On yedinci yüzyıl ressamları arasında Vermeer kadar müsrif bir şekilde lacivert taşı ya da doğal lacivert gibi pahalı boya maddeleri kullanan yoktur. Vermeer, sadece bu maddeleri kullanarak doğallığı yakalamamış ayrıca amber ve toprak gibi maddelerle iç mekandaki ışıklandırma ve duvara birden çok renk yansıtma konusunda başarılı olmuştur. Vermeer'in bu çalışma metodunda Leonardo’dan esinlendiği düşünülmektedir.

Ressamın, doğal laciverti en etkili kullandığı eserlerinden biri Şarap Bardaklı Kız'dır. Kırmızı saten elbisenin gölgelerinde doğal lacivert görülebilir. Kırmızı ve lacivertin birleşmesi ile yer yer oluşan morlarla eserdeki renk kullanımı çok güçlüdür.

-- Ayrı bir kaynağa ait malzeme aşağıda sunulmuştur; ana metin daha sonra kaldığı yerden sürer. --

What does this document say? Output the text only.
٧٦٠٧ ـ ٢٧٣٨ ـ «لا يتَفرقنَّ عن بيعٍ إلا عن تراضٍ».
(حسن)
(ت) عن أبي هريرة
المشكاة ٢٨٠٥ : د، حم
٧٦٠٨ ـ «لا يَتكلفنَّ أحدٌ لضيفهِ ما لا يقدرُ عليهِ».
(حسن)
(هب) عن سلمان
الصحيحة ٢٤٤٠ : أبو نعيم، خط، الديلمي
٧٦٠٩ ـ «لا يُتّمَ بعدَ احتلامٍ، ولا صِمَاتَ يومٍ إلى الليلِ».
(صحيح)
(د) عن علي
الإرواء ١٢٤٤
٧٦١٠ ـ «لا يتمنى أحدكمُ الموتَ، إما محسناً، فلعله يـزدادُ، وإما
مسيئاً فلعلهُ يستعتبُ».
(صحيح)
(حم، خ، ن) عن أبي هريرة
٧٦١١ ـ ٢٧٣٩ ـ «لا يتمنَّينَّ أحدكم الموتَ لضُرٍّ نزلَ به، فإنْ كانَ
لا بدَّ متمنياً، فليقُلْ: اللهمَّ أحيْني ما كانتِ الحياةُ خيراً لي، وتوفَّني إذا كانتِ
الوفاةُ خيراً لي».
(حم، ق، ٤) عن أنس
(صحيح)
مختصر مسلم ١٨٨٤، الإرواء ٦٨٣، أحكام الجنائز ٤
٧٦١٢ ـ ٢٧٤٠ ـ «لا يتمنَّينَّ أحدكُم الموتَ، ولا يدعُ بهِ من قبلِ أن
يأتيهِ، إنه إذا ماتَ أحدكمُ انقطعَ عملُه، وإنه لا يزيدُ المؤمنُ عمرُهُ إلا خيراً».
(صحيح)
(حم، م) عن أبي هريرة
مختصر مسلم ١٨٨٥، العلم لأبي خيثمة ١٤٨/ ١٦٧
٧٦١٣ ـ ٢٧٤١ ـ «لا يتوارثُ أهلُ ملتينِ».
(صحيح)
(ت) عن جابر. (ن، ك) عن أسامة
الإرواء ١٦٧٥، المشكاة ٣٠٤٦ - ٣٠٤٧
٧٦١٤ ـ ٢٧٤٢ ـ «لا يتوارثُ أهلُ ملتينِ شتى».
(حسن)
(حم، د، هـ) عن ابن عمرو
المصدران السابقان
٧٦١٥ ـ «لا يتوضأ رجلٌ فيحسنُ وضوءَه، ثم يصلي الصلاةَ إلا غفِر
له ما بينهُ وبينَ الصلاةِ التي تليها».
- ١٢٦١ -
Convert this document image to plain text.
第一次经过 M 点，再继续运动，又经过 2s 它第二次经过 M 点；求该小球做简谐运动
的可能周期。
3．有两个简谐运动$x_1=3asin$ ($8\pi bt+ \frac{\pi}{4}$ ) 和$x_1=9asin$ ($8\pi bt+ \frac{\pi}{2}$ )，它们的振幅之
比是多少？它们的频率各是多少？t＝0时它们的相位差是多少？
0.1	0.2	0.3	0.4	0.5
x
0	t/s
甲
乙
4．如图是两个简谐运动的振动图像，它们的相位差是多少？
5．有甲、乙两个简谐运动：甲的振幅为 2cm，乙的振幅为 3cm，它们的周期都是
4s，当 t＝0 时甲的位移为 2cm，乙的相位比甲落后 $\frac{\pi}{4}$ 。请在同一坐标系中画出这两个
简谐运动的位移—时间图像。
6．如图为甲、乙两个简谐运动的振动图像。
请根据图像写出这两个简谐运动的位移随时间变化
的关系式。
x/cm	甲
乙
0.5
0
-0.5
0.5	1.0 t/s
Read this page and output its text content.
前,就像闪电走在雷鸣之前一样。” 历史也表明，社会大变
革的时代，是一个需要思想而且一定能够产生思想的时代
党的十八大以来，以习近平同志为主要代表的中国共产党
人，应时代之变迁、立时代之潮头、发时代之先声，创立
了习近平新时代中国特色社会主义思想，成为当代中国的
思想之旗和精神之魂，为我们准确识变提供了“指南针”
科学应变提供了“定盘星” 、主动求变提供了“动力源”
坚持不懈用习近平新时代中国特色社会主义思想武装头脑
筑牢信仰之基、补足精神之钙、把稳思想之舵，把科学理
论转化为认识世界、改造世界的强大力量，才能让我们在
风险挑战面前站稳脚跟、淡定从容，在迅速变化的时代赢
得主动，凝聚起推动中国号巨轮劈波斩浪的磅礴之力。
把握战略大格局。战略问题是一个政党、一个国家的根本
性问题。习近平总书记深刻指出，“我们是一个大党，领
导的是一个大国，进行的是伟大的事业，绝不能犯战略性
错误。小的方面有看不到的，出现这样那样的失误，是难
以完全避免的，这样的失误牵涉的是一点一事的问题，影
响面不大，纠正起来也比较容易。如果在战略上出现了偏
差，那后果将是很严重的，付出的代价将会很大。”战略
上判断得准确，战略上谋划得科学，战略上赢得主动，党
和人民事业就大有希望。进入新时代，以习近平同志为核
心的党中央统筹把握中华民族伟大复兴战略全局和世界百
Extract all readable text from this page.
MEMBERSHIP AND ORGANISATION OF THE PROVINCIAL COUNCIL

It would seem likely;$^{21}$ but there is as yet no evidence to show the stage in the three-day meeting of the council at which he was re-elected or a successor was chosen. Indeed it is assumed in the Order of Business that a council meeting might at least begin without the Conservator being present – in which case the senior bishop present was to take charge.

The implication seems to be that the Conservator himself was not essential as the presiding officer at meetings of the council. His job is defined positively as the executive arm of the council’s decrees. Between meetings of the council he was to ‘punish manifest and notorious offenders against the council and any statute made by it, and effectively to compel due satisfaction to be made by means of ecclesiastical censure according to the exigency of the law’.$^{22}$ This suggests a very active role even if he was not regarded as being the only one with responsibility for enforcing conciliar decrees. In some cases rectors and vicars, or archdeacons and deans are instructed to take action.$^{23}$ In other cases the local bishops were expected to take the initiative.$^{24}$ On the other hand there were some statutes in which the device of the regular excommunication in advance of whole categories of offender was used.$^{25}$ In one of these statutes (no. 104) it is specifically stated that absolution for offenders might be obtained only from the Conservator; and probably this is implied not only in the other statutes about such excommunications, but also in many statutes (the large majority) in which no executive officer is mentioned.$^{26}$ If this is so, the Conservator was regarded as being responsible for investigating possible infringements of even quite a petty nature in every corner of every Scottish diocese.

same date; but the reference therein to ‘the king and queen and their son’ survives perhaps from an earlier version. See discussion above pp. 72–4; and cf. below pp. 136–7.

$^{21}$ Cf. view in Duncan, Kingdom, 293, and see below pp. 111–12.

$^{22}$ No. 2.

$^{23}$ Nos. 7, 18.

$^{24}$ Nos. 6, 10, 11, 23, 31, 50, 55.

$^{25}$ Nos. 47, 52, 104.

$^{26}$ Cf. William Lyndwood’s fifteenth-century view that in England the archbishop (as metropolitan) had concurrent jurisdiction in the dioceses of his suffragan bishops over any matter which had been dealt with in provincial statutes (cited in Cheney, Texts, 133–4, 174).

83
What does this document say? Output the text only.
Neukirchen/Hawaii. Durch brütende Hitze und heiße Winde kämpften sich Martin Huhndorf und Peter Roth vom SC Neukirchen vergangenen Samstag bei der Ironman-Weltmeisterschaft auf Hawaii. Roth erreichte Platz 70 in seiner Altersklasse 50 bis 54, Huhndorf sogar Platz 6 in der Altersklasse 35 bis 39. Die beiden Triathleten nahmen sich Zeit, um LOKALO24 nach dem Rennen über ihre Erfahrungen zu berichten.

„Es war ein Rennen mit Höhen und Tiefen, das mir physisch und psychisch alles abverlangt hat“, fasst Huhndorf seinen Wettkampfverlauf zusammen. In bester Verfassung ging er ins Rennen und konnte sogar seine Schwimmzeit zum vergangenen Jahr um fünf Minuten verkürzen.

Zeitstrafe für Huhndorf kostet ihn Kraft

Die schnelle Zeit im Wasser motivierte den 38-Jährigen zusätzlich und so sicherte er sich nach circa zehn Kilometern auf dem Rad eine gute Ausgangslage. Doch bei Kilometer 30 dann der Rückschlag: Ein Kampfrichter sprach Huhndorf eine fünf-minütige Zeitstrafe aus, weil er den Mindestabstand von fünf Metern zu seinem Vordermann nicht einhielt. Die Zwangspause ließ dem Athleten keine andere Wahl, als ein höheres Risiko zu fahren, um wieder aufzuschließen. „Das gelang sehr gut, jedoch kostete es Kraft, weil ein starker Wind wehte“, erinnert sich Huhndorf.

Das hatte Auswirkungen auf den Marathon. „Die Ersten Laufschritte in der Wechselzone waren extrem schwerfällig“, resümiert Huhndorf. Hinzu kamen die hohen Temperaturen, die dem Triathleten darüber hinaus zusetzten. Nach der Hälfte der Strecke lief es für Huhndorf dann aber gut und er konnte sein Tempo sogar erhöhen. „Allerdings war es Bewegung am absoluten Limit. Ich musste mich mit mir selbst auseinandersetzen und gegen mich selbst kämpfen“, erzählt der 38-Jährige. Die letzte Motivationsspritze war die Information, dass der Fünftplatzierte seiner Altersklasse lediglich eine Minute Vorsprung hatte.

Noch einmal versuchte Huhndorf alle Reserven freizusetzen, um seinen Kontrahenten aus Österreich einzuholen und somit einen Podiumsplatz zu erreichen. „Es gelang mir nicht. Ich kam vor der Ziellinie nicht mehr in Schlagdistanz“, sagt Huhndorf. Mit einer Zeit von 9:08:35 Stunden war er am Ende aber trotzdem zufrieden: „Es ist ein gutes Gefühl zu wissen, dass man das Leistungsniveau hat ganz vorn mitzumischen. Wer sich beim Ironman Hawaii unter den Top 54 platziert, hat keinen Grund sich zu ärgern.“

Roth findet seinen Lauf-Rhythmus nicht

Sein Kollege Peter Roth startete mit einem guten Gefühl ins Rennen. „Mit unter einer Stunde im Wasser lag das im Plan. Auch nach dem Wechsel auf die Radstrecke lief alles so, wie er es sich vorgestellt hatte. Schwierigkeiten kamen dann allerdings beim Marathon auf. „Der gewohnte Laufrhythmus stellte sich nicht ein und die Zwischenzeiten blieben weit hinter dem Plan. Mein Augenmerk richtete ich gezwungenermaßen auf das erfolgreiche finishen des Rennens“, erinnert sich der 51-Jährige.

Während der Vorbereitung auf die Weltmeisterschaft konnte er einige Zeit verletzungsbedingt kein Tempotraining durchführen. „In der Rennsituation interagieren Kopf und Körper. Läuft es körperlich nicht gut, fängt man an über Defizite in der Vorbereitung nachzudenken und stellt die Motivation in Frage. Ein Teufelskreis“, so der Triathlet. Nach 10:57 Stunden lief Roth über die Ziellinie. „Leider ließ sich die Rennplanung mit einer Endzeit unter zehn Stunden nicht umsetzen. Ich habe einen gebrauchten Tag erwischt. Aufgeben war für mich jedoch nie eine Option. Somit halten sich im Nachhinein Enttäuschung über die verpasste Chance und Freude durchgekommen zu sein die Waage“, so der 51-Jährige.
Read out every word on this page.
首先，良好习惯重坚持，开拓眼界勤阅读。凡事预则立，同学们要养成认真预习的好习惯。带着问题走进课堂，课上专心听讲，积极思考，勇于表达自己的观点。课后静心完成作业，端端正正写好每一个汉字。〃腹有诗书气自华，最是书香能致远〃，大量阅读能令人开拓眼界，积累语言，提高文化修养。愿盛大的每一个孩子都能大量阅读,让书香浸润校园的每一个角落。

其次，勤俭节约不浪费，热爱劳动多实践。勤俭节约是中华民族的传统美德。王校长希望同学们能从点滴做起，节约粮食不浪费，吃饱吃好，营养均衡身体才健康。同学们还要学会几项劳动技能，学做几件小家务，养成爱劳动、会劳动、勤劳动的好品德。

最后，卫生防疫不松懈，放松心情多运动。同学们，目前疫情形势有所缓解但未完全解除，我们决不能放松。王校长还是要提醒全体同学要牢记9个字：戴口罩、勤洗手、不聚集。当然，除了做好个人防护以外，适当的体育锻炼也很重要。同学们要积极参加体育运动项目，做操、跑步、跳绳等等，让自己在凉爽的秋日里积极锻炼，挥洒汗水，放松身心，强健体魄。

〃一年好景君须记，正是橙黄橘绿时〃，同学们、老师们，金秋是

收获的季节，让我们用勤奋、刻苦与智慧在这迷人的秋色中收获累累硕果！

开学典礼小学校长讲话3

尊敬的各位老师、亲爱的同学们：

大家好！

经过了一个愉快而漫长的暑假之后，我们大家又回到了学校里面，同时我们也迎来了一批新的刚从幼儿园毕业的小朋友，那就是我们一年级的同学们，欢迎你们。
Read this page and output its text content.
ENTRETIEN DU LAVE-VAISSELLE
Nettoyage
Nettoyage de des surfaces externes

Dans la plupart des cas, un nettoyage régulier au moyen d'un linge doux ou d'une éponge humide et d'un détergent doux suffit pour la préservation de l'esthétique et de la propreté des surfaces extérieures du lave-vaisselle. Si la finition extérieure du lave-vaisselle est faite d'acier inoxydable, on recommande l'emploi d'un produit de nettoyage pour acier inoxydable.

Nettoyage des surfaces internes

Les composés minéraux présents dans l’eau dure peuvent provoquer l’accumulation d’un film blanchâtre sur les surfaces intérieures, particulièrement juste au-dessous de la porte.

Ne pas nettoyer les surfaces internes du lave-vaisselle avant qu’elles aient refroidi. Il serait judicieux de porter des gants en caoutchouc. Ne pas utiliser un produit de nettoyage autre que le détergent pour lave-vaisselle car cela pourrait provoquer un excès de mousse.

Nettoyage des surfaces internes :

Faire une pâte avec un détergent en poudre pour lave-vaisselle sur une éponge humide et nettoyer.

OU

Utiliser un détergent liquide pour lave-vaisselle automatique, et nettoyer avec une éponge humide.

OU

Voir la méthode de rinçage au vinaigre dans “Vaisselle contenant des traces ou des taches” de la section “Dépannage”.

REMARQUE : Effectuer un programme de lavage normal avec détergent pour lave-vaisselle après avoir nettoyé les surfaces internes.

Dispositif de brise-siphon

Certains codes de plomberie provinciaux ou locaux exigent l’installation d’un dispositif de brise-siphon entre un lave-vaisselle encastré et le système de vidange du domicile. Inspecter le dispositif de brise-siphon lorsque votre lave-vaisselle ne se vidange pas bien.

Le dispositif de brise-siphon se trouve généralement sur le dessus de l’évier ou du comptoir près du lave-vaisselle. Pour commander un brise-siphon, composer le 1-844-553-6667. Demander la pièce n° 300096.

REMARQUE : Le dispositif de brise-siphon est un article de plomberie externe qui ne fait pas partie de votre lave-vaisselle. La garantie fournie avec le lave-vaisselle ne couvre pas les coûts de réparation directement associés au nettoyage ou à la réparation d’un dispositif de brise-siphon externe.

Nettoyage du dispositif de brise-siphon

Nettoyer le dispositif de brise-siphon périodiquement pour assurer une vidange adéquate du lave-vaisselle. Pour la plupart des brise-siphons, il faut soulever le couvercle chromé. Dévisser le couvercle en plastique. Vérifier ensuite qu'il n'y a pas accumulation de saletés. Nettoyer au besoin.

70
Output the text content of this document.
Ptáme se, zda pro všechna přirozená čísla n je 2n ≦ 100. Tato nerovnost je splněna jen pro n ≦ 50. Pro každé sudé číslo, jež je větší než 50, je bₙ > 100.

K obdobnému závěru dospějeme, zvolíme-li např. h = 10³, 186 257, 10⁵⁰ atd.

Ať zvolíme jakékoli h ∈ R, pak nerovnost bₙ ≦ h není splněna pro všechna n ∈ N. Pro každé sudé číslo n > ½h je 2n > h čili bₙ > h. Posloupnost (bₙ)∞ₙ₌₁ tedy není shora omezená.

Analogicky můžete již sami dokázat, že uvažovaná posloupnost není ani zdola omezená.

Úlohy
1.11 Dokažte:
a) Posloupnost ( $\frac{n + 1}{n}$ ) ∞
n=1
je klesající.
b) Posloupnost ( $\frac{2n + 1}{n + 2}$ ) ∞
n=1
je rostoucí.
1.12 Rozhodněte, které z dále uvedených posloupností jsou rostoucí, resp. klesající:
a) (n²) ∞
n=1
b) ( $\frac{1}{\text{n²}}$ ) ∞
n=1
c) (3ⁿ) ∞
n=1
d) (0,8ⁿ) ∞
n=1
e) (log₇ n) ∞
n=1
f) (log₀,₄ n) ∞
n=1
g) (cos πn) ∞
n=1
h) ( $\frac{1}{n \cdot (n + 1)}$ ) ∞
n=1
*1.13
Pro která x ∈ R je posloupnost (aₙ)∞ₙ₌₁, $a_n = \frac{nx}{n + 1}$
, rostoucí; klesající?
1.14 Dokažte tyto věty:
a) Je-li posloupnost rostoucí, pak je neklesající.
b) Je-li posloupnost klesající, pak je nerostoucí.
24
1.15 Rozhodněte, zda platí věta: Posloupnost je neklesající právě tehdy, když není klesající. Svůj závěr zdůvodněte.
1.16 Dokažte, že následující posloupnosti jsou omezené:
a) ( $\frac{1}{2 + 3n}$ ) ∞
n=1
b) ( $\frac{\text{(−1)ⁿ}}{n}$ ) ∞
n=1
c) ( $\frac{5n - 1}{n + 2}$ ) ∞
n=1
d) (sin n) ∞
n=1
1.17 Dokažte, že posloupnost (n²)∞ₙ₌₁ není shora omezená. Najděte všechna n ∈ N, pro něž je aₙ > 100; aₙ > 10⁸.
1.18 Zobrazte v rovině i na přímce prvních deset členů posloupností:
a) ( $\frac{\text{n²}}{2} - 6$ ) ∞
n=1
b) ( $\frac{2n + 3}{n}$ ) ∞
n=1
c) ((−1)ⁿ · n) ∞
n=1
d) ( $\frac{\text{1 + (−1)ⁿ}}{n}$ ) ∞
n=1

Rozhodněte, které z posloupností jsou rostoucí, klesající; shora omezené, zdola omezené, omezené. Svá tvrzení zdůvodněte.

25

Vermeer finansal olarak zora düştüğü 1672 senesinde bile pahalı boya maddeleri kullanmaya devam etti. Bu sebeple Vermeer'in bu maddeleri bir koleksiyoncudan büyük ihtimalle de patronu Pieter Claesz van Ruijven'den tedarik edildiğine inanılmaktadır.

İşlediği konular
Vermeer tablolarından sadece üç tanesine tarih attı. Bunlar: 1656 yılında yaptığı Muhabbet Tellalı, şu anda Louvre'da sergilenen 1668 tarihli Astronom ve Coğrafyacı (1669).
Muhabbet Tellalı'ndan sonra Vermeer'in tüm tabloları çağdaş konuları ele alan daha küçük boyutlu ve mavi, sarı, gri renklerin ağırlıkta olduğu eserler oldu. Genellikle iç mekanlarda bulunan bir ya da iki kişiyi sol tarafta yer alan bir pencereyle betimledi. Düzenlemelerindeki denge ve uzamsal sıra ressamın karakteristiği kabul edilir. Çoğunlukla ev içi aktiviteleri konu ettiği için tablolarında şiirsel bir zamansızlık vardır. Örneğin Açık Pencerenin Yanında Mektup Okuyan Kadın isimli tablosunda bu özellik fark edilebilir. Vermeer bu dönemde sadece iki tane manzara resmi yaptı: Delft Manzarası ve Delft'te bir Sokak.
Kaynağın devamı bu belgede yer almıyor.